Les environnements extrêmes se caractérisent par des conditions physiques et chimiques s’approchant des limites auxquelles le vivant, dans toutes ses formes, peut s’installer. La nature, habile à manipuler l’abstrait et des styles plus ordonnés, structure et organise la vie dans ces milieux. Elle donne ainsi à ces paysages une image de plénitude qui camoufle leurs difficiles conditions. Des espèces aux multiples couleurs embellissent alors ces habitats et laissent au regard de l’être humain le plaisir d’admirer le génie créatif de cette artiste au talent inégalable. Au cœur de quelques-uns de ces milieux se cache un mélange subtil d’art et de science, à découvrir en mots et en images.

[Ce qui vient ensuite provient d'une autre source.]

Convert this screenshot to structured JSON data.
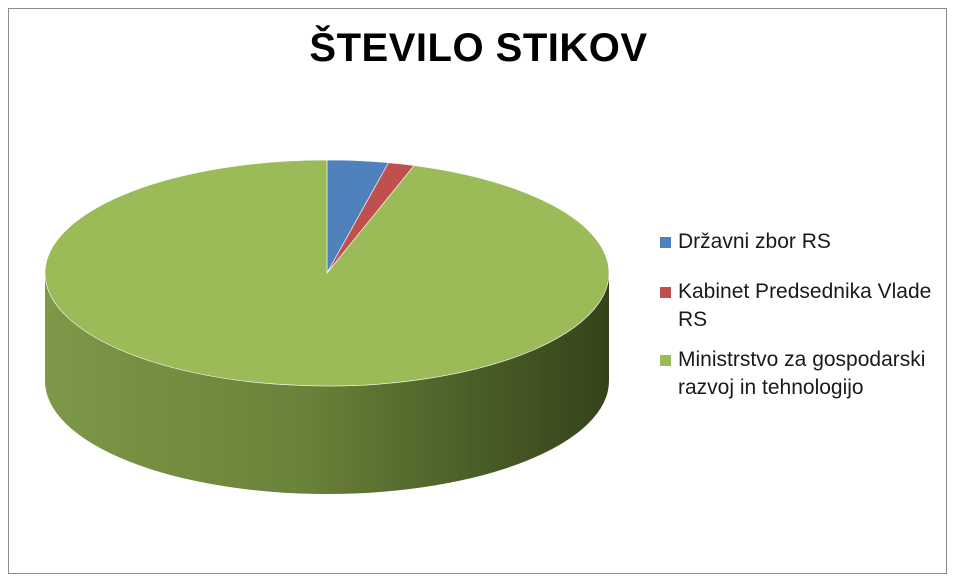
{
  "chart_data": {
    "type": "pie",
    "title": "ŠTEVILO STIKOV",
    "categories": [
      "Državni zbor RS",
      "Kabinet Predsednika Vlade RS",
      "Ministrstvo za gospodarski razvoj in tehnologijo"
    ],
    "values": [
      3.5,
      1.5,
      95
    ],
    "colors": [
      "#4f81bd",
      "#c0504d",
      "#9bbb59"
    ],
    "side_colors": [
      "#2f5597",
      "#8b2b29",
      "#6b8a3a"
    ],
    "legend_position": "right",
    "style": "3d"
  }
}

Une source chaude aux mille et une couleurs

Trésor naturel d’Amérique, le parc national de Yellowstone est une terre sauvage de 800 000 hectares. Il est le gardien de deux tiers des geysers de la planète et compte pas moins de 10 000 sources chaudes [1]. Parmi ces innombrables merveilles, le bassin du Grand Prismatic Spring (voir la figure 1) est une véritable explosion de couleurs. Derrière la beauté de ces eaux cristallines et de ce nuancier aux teintes enivrantes se dissimule un cratère géant empli d’une eau chauffée à plus de 70 °C, composée majoritairement de soufre et d’oxyde de fer. Si, à première vue, ces conditions inhospitalières semblent repousser l’installation de la vie, un monde microscopique y a pourtant élu domicile.

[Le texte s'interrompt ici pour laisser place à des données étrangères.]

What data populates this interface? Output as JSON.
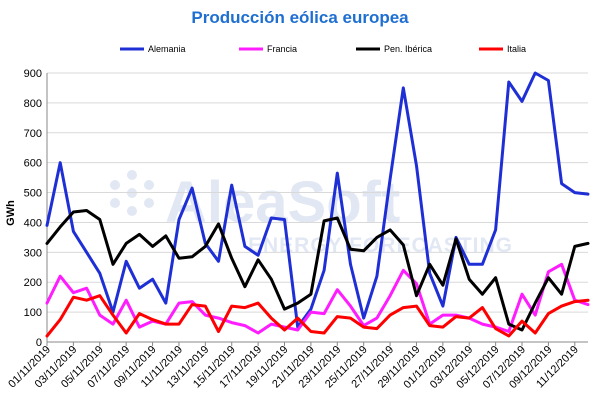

Ce monde est celui des extrêmophiles, des organismes vivants amateurs de milieux extrêmes [2]. Alors que les psychrophiles préfèrent les températures froides telles que celles des milieux polaires ou des abysses, les thermophiles sont des amoureux inconditionnels des températures élevées. Ce sont ces derniers qui vivent dans les eaux chaudes du Grand Prismatic Spring et les colorent. Archées, cyanobactéries, champignons, algues, protozoaires et mousses sont autant d’organismes dont les pigments font varier les eaux d’un bleu saphir à un brun profond, en passant par de splendides vert émeraude et jaune légèrement doré. La répartition concentrique de ces thermophiles aux couleurs arc-en-ciel ne dépend en rien du hasard. Au même titre que la couleur d’une étoile reflète sa température de surface, le coloris de chacun des anneaux du Grand Prismatic Spring est le miroir d’une gamme précise de températures, celles que peut supporter la colonie d’organismes qui peuple cet anneau. Ainsi, le cœur bleu de cette piscine naturelle contient les eaux les plus chaudes, tandis que les couleurs brunes observées en périphérie révèlent des températures relativement plus froides. En d’autres mots : une température, un type de thermophile, une couleur ! Cette œuvre se présente donc aux yeux du monde dans une profusion de vie organisée et colorée.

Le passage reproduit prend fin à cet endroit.